I don’t understand why the fact that Lee supported his state over his own conscience and morality is supposed to be a positive thing. Is it admirable to aid a murderer or rapist because you’ve been friends for a long time?

Granted, I’m still not sure execution would have been the best course of action. But there definitely needed to be a large amount of repudiation and not the veneration he has received. You want to honor him as good at what he did, fine, but only after you’ve established that what he did was wrong.

Ulysses S. Grant may have said it best:

“Whatever his feelings, they were entirely concealed from my observation; but my own feelings, which had been quite jubilant on the receipt of his letter [proposing negotiations], were sad and depressed. I felt like anything rather than rejoicing at the downfall of a foe who had fought so long and valiantly, and had suffered so much for a cause, though that cause was, I believe, one of the worst for which a people ever fought, and one for which there was the least excuse. I do not question, however, the sincerity of the great mass of those who were opposed to us.”

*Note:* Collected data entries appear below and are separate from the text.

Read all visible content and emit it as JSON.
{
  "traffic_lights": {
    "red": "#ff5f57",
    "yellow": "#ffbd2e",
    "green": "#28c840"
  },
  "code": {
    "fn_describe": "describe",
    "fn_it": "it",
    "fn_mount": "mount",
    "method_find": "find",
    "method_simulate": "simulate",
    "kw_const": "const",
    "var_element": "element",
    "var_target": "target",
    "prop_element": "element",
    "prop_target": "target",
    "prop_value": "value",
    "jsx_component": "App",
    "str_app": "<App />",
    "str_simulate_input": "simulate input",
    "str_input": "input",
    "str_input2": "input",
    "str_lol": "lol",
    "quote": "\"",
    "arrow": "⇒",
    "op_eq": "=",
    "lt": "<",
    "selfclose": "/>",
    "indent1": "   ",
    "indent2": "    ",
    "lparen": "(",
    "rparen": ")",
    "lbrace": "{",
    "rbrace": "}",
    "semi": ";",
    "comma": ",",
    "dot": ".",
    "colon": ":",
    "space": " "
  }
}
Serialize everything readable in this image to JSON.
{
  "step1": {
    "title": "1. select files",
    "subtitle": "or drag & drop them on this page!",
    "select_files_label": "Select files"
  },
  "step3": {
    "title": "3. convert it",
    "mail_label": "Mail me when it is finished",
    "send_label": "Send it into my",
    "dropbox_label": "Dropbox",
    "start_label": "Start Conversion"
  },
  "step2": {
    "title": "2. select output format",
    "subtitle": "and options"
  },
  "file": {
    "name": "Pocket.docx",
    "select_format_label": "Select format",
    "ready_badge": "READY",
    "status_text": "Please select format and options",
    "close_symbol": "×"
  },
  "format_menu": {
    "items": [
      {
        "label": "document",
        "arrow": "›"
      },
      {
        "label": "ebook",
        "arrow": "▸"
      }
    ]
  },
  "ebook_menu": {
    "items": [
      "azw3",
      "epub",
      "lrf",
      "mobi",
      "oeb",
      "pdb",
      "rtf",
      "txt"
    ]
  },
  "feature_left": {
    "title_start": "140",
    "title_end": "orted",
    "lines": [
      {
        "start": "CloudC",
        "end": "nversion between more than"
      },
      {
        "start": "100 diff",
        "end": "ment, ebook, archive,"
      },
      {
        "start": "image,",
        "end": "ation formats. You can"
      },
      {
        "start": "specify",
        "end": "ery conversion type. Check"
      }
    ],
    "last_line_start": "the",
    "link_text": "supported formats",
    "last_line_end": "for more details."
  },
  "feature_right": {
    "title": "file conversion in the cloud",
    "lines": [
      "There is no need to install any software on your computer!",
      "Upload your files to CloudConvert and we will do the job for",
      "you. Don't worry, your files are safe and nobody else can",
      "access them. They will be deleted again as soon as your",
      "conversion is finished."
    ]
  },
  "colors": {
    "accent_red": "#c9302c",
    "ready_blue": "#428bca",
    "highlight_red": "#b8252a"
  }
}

I was JUST about to post that I suppose it’s a “Good thing” the South’s main reason for secession was so vile. A large number of people may blather about ‘state’s rights’, but thanks to the internet, that myth is easily squashed.

A Civil War based on ethnic conflicts or a military coup would make the US a very different place right now.

Edit: and if anything, this thread has got me wanting to watch the Ken Burns mini-series.

Thank you Trinopus.

Thoughtful and measured. Speaks well of Grant and a commitment to the long-term reconciliation of the states. Not sure it challenges the POV held by the letter-writer in the OP, merely chooses a higher road.

Grant for a long time, and possibly still was held to be one of the worst Presidents. I wonder if deeper analysis would show he was just ****ed by the power hungry around him.

I’m interested in the OP’s reasoning as to how Lee was a “traitor to his oath as an officer in the United States Army.” Lee resigned his commission in the United States Army prior to any belligerent acts. I’m not aware of anyone ever being held to their oath as an officer after their resignation.

What I/others believe today has absolutely no bearing on what happened then. I certainly believe that slavery is wrong and the concentration of melanin in a person’s skin has no bearing on their worth. That is what my parents and grandparents taught me. If I had been raised from birth to belive that this were not the case, as had my parents, grandparents, etc. and I lived in a society where the macroeconomics depended on free labor - what would I believe then? I don’t know, and you can’t know. IOW, context is everything.

Never mind. 'Twas a long-resolved sidebar.